When Building Blocks were made available to developers, the size of the monolith source code repository began to decrease (as measured by number of lines of code). Ashman explained that this was because developers were moving their code into the Building Block modules source code repository. “In fact,” Ashman reported, “every developer given a choice would work in the Building Block codebase, where they could work with more autonomy and freedom and safety.”
The graph above shows the connection between the exponential growth in the number of lines of code and the exponential growth of the number of code commits for the Building Blocks code repositories. The new Building Blocks codebase allowed developers to be more productive, and they made the work safer because mistakes resulted in small, local failures instead of major catastrophes that impacted the global system.

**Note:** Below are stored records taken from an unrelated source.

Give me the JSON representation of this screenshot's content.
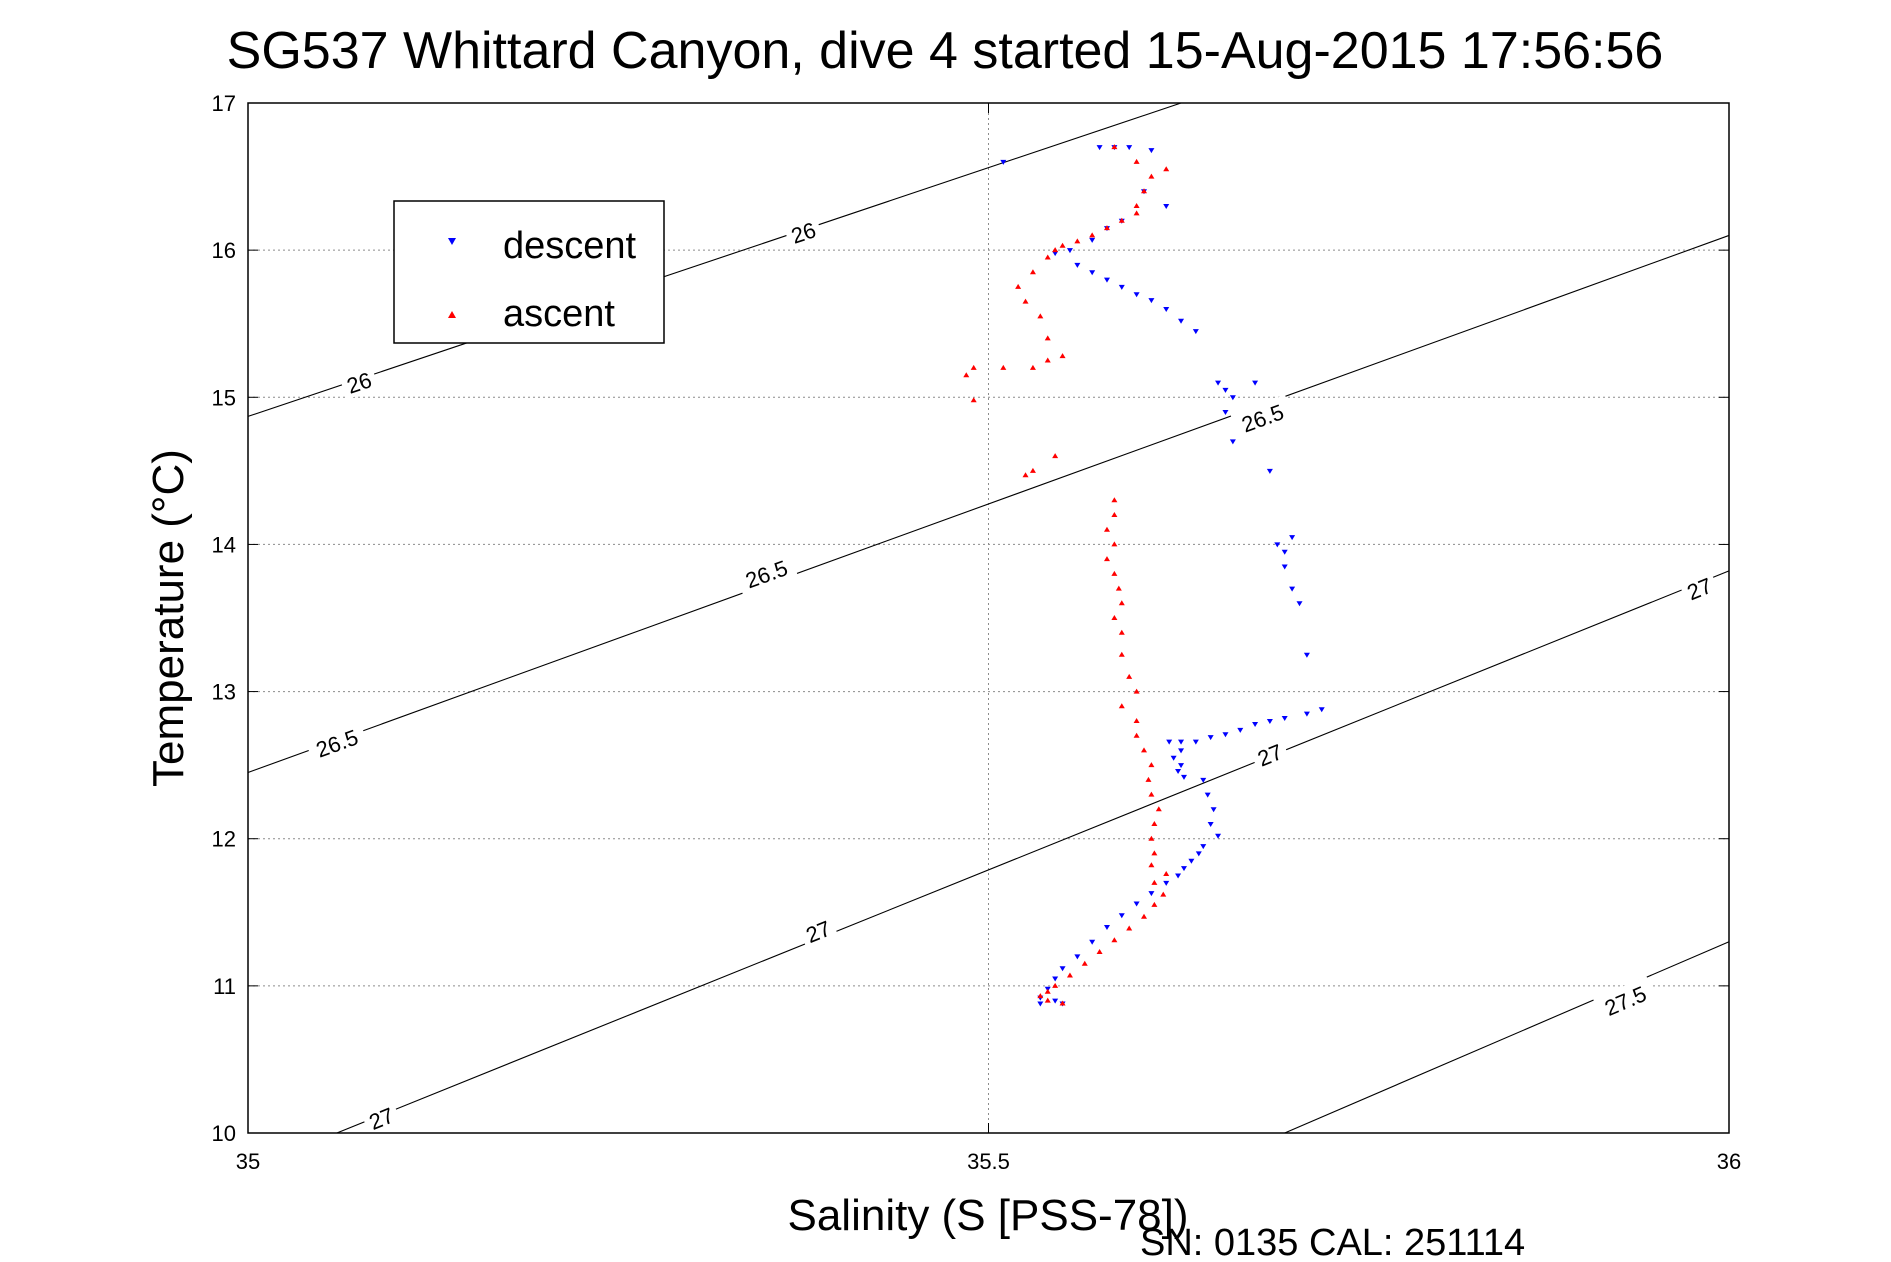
{
  "chart_data": {
    "type": "scatter",
    "title": "SG537 Whittard Canyon, dive 4 started 15-Aug-2015 17:56:56",
    "xlabel": "Salinity (S [PSS-78])",
    "ylabel": "Temperature (°C)",
    "xlim": [
      35,
      36
    ],
    "ylim": [
      10,
      17
    ],
    "x_ticks": [
      "35",
      "35.5",
      "36"
    ],
    "y_ticks": [
      "10",
      "11",
      "12",
      "13",
      "14",
      "15",
      "16",
      "17"
    ],
    "grid": true,
    "legend_position": "top-left",
    "footer_text": "SN: 0135  CAL: 251114",
    "colors": {
      "descent": "#0000ff",
      "ascent": "#ff0000",
      "contour": "#000000"
    },
    "contours": [
      {
        "label": "26",
        "points": [
          [
            35.0,
            14.87
          ],
          [
            35.63,
            17.0
          ]
        ],
        "label_positions": [
          [
            35.075,
            15.1
          ],
          [
            35.375,
            16.12
          ]
        ]
      },
      {
        "label": "26.5",
        "points": [
          [
            35.0,
            12.45
          ],
          [
            36.0,
            16.1
          ]
        ],
        "label_positions": [
          [
            35.06,
            12.65
          ],
          [
            35.35,
            13.8
          ],
          [
            35.685,
            14.86
          ]
        ]
      },
      {
        "label": "27",
        "points": [
          [
            35.06,
            10.0
          ],
          [
            36.0,
            13.82
          ]
        ],
        "label_positions": [
          [
            35.09,
            10.1
          ],
          [
            35.385,
            11.37
          ],
          [
            35.69,
            12.57
          ],
          [
            35.98,
            13.7
          ]
        ]
      },
      {
        "label": "27.5",
        "points": [
          [
            35.7,
            10.0
          ],
          [
            36.0,
            11.3
          ]
        ],
        "label_positions": [
          [
            35.93,
            10.9
          ]
        ]
      }
    ],
    "series": [
      {
        "name": "descent",
        "marker": "down-triangle",
        "points": [
          [
            35.51,
            16.6
          ],
          [
            35.575,
            16.7
          ],
          [
            35.585,
            16.7
          ],
          [
            35.595,
            16.7
          ],
          [
            35.61,
            16.68
          ],
          [
            35.605,
            16.4
          ],
          [
            35.62,
            16.3
          ],
          [
            35.58,
            16.15
          ],
          [
            35.59,
            16.2
          ],
          [
            35.57,
            16.07
          ],
          [
            35.555,
            16.0
          ],
          [
            35.545,
            15.98
          ],
          [
            35.56,
            15.9
          ],
          [
            35.57,
            15.85
          ],
          [
            35.58,
            15.8
          ],
          [
            35.59,
            15.75
          ],
          [
            35.6,
            15.7
          ],
          [
            35.61,
            15.66
          ],
          [
            35.62,
            15.6
          ],
          [
            35.63,
            15.52
          ],
          [
            35.64,
            15.45
          ],
          [
            35.655,
            15.1
          ],
          [
            35.66,
            15.05
          ],
          [
            35.665,
            15.0
          ],
          [
            35.68,
            15.1
          ],
          [
            35.66,
            14.9
          ],
          [
            35.665,
            14.7
          ],
          [
            35.69,
            14.5
          ],
          [
            35.695,
            14.0
          ],
          [
            35.7,
            13.95
          ],
          [
            35.705,
            14.05
          ],
          [
            35.7,
            13.85
          ],
          [
            35.71,
            13.6
          ],
          [
            35.705,
            13.7
          ],
          [
            35.715,
            13.25
          ],
          [
            35.725,
            12.88
          ],
          [
            35.715,
            12.85
          ],
          [
            35.7,
            12.82
          ],
          [
            35.69,
            12.8
          ],
          [
            35.68,
            12.78
          ],
          [
            35.67,
            12.74
          ],
          [
            35.66,
            12.71
          ],
          [
            35.65,
            12.69
          ],
          [
            35.64,
            12.66
          ],
          [
            35.63,
            12.66
          ],
          [
            35.622,
            12.66
          ],
          [
            35.63,
            12.6
          ],
          [
            35.625,
            12.55
          ],
          [
            35.63,
            12.5
          ],
          [
            35.628,
            12.46
          ],
          [
            35.632,
            12.42
          ],
          [
            35.645,
            12.4
          ],
          [
            35.648,
            12.3
          ],
          [
            35.652,
            12.2
          ],
          [
            35.65,
            12.1
          ],
          [
            35.655,
            12.02
          ],
          [
            35.645,
            11.95
          ],
          [
            35.642,
            11.9
          ],
          [
            35.637,
            11.85
          ],
          [
            35.632,
            11.8
          ],
          [
            35.628,
            11.75
          ],
          [
            35.62,
            11.7
          ],
          [
            35.61,
            11.63
          ],
          [
            35.6,
            11.56
          ],
          [
            35.59,
            11.48
          ],
          [
            35.58,
            11.4
          ],
          [
            35.57,
            11.3
          ],
          [
            35.56,
            11.2
          ],
          [
            35.55,
            11.12
          ],
          [
            35.545,
            11.05
          ],
          [
            35.54,
            10.98
          ],
          [
            35.535,
            10.92
          ],
          [
            35.535,
            10.88
          ],
          [
            35.545,
            10.9
          ],
          [
            35.55,
            10.88
          ]
        ]
      },
      {
        "name": "ascent",
        "marker": "up-triangle",
        "points": [
          [
            35.55,
            10.88
          ],
          [
            35.54,
            10.9
          ],
          [
            35.535,
            10.93
          ],
          [
            35.54,
            10.96
          ],
          [
            35.545,
            11.0
          ],
          [
            35.555,
            11.07
          ],
          [
            35.565,
            11.15
          ],
          [
            35.575,
            11.23
          ],
          [
            35.585,
            11.31
          ],
          [
            35.595,
            11.39
          ],
          [
            35.605,
            11.47
          ],
          [
            35.612,
            11.55
          ],
          [
            35.618,
            11.62
          ],
          [
            35.612,
            11.7
          ],
          [
            35.62,
            11.76
          ],
          [
            35.61,
            11.82
          ],
          [
            35.612,
            11.9
          ],
          [
            35.61,
            12.0
          ],
          [
            35.612,
            12.1
          ],
          [
            35.615,
            12.2
          ],
          [
            35.61,
            12.3
          ],
          [
            35.608,
            12.4
          ],
          [
            35.61,
            12.5
          ],
          [
            35.605,
            12.6
          ],
          [
            35.6,
            12.7
          ],
          [
            35.6,
            12.8
          ],
          [
            35.59,
            12.9
          ],
          [
            35.6,
            13.0
          ],
          [
            35.595,
            13.1
          ],
          [
            35.59,
            13.25
          ],
          [
            35.59,
            13.4
          ],
          [
            35.585,
            13.5
          ],
          [
            35.59,
            13.6
          ],
          [
            35.588,
            13.7
          ],
          [
            35.585,
            13.8
          ],
          [
            35.58,
            13.9
          ],
          [
            35.585,
            14.0
          ],
          [
            35.58,
            14.1
          ],
          [
            35.585,
            14.2
          ],
          [
            35.585,
            14.3
          ],
          [
            35.545,
            14.6
          ],
          [
            35.53,
            14.5
          ],
          [
            35.525,
            14.47
          ],
          [
            35.49,
            15.2
          ],
          [
            35.485,
            15.15
          ],
          [
            35.49,
            14.98
          ],
          [
            35.51,
            15.2
          ],
          [
            35.53,
            15.2
          ],
          [
            35.54,
            15.25
          ],
          [
            35.55,
            15.28
          ],
          [
            35.54,
            15.4
          ],
          [
            35.535,
            15.55
          ],
          [
            35.525,
            15.65
          ],
          [
            35.52,
            15.75
          ],
          [
            35.53,
            15.85
          ],
          [
            35.54,
            15.95
          ],
          [
            35.545,
            16.0
          ],
          [
            35.55,
            16.03
          ],
          [
            35.56,
            16.06
          ],
          [
            35.57,
            16.1
          ],
          [
            35.58,
            16.15
          ],
          [
            35.59,
            16.2
          ],
          [
            35.6,
            16.25
          ],
          [
            35.6,
            16.3
          ],
          [
            35.605,
            16.4
          ],
          [
            35.61,
            16.5
          ],
          [
            35.62,
            16.55
          ],
          [
            35.6,
            16.6
          ],
          [
            35.585,
            16.7
          ]
        ]
      }
    ]
  }
}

Ashman concluded, “Having developers work in the Building Blocks architecture made for impressive improvements in code modularity, allowing them to work with more independence and freedom. In combination with the updates to our build process, they also got faster, better feedback on their work, which meant better quality. ”
To a large extent, the architecture that our services operate within dictates how we test and deploy our code. This was validated in Puppet Labs’ 2015 State of DevOps Report, showing that architecture is one of the top predictors of the productivity of the engineers that work within it and of how changes can be quickly and safely made.
Because we are often stuck with architectures that were optimized for a different set of organizational goals, or for an era long-passed, we must be able to safely migrate from one architecture to another. The case studies presented in this chapter, as well as the Amazon case study previously presented, describe techniques like the strangler pattern that can help us migrate between architectures incrementally, enabling us to adapt to the needs of the organization.
Within the previous chapters of Part III, we have implemented the architecture and technical practices that enable the fast flow of work from Dev to Ops, so that value can be quickly and safely delivered to customers.
In Part IV: The Second Way, The Technical Practices of Feedback, we will create the architecture and mechanisms to enable the reciprocal fast flow of feedback from right to left, to find and fix problems faster, radiate feedback, and ensure better outcomes from our work. This enables our organization to further increase the rate at which it can adapt.